Complaints about the numbers
The federal government's decision to bury the (statistics on the) number of persons executed during the six-year term was criticized by experts and by Javier Sicilia, leader of the Movimiento por la Paz (Movement For Peace). The poet declared that the Felipe Calderon administration wants to bury the historical memory of the persons who died in the war against drug trafficking in a "clandestine grave.""What is behind this is the same logic used by the Nazis: the human beings who died in the war against the narco are (just) a number, they're cockroaches. They're not even worth counting. This is the start of a type of Nazism," says Sicilia.
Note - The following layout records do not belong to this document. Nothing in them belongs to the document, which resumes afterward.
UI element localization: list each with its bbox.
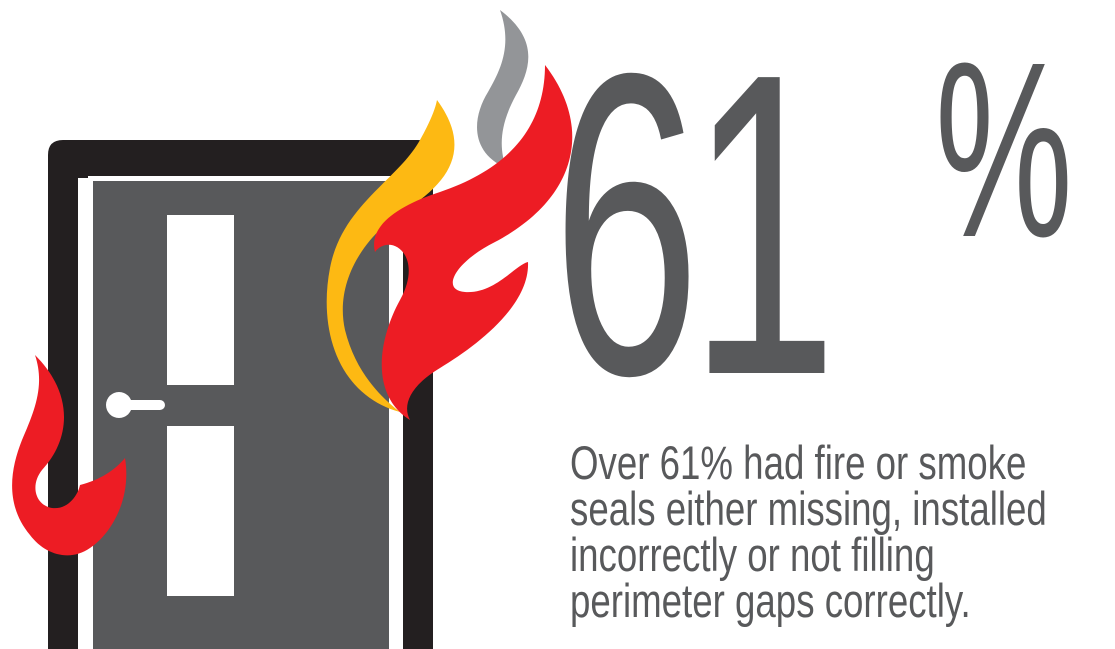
caption-line: perimeter gaps correctly. [570, 574, 971, 627]
caption: Over 61% had fire or smoke seals either … [570, 436, 1115, 627]
door-window-top [167, 215, 234, 385]
flame-icon [326, 100, 455, 412]
door-handle-icon [106, 392, 165, 418]
percent-sign: % [935, 10, 1073, 289]
headline-number: 61 [552, 0, 837, 465]
door-window-bottom [167, 426, 234, 596]
smoke-icon [477, 10, 529, 168]
caption-line: seals either missing, installed [570, 482, 1047, 535]
caption-line: Over 61% had fire or smoke [570, 436, 1027, 489]
flame-icon [12, 355, 127, 556]
caption-line: incorrectly or not filling [570, 528, 935, 581]
flame-icon [374, 65, 573, 420]
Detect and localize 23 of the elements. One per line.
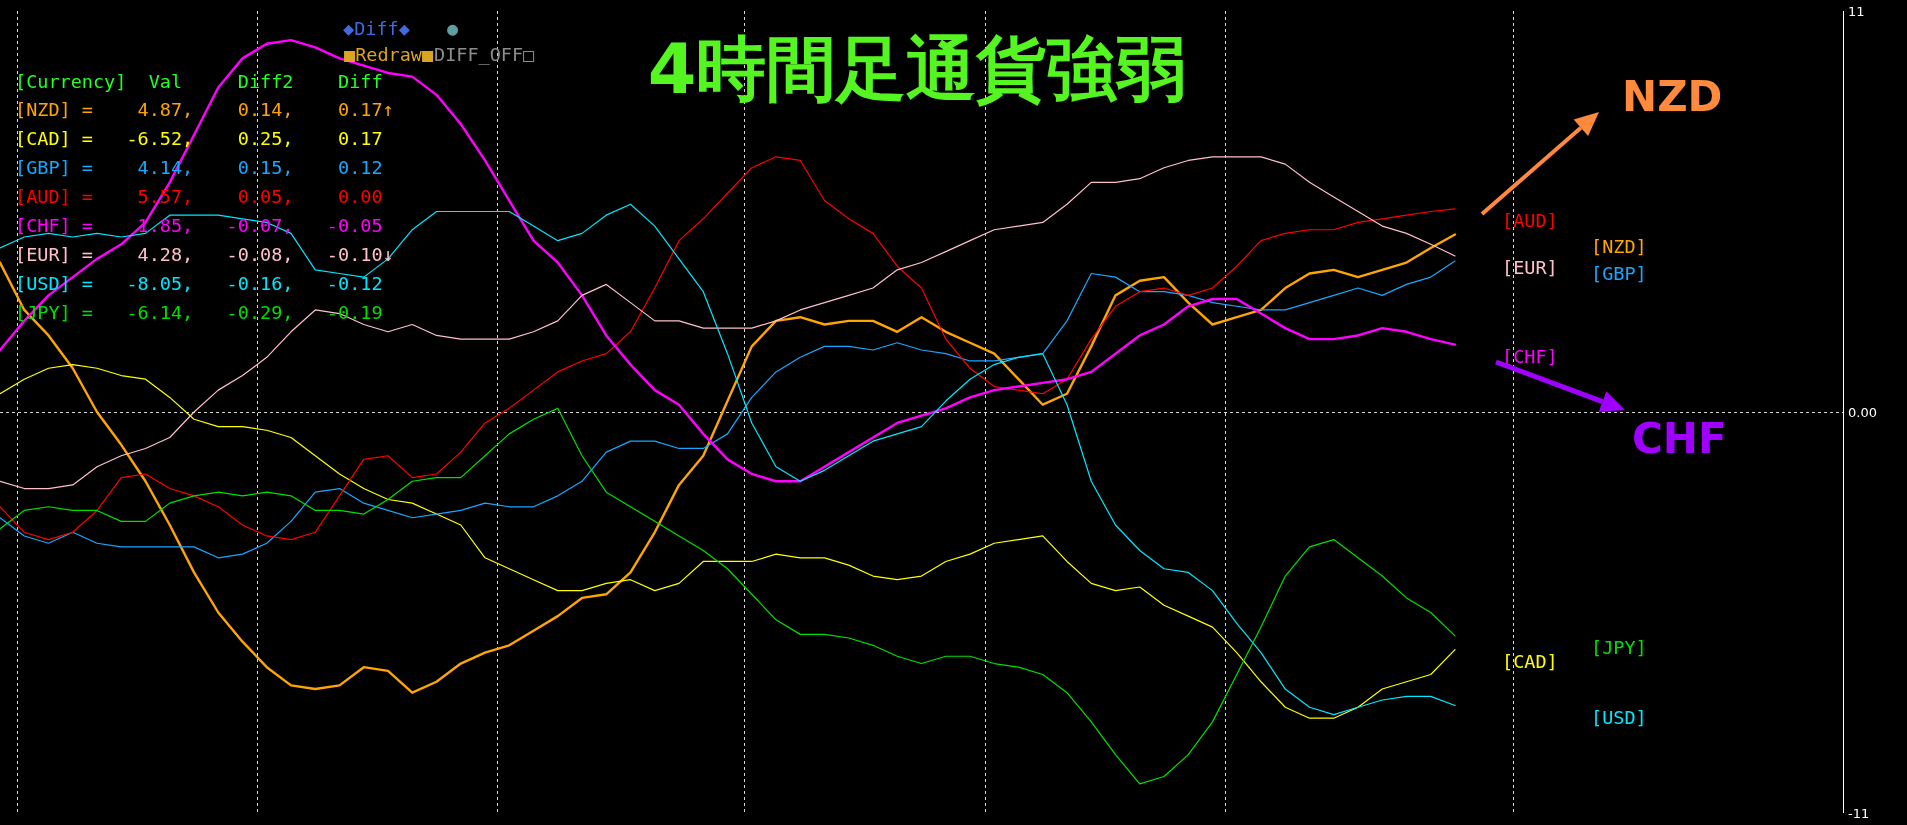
annotation: [USD] = -8.05, -0.16, -0.12 <box>15 272 383 294</box>
y-tick-label: 0.00 <box>1848 404 1877 420</box>
series-name: [AUD] <box>1502 210 1558 232</box>
annotation: ■Redraw■ <box>344 43 434 65</box>
annotation: DIFF_OFF□ <box>434 43 535 65</box>
annotation: NZD <box>1622 71 1723 121</box>
series-name: [CHF] <box>1502 346 1558 368</box>
annotation: [Currency] Val Diff2 Diff <box>15 70 383 92</box>
series-name: [GBP] <box>1591 262 1647 284</box>
series-name: [USD] <box>1591 706 1647 728</box>
annotation: [CAD] = -6.52, 0.25, 0.17 <box>15 127 383 149</box>
annotation: CHF <box>1632 413 1727 463</box>
series-name: [EUR] <box>1502 257 1558 279</box>
series-name: [JPY] <box>1591 637 1647 659</box>
annotation: [EUR] = 4.28, -0.08, -0.10↓ <box>15 243 394 265</box>
annotation: ◆Diff◆ <box>343 17 410 39</box>
title: 4時間足通貨強弱 <box>647 28 1187 110</box>
series-name: [NZD] <box>1591 235 1647 257</box>
annotation: ● <box>447 17 459 39</box>
annotation: [NZD] = 4.87, 0.14, 0.17↑ <box>15 98 394 120</box>
y-tick-label: 11 <box>1848 3 1865 19</box>
y-tick-label: -11 <box>1848 805 1870 821</box>
series-name: [CAD] <box>1502 651 1558 673</box>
"The truth is that the (number of deaths) was never known. They invented the number! They did this after we demanded it at the (meeting held) at the Castle (Chapultepec Castle on June 23, 2011). They gave out a number, and after that number we know that they are dying and they keep on dying, but the Pentagon, I don't know how they did it, was talking about 150,000 (deaths). And, there are mayors who say the number is 250,000, and we have yet to determine the number of clandestine graves out there. And we will know, some day we will know."
Eduardo Gallo, the former president of Mexicans United Against Crime (Mexico Unido Contra la Delincuencia), believes that the federal government wants to leave the (actual) number up in the air so that at the end of the six-year term, this number won't be associated with the final count (attributed to) the Calderon administration.
Ana Laura Magaloni, researcher with the Center for Economic Research and Education (CIDE: Centro de Investigacion y Docencia Economicas) says that if the database that the Federal Administration itself developed is wrong, then what needs to be done is to develop another one that does meet standards for validity.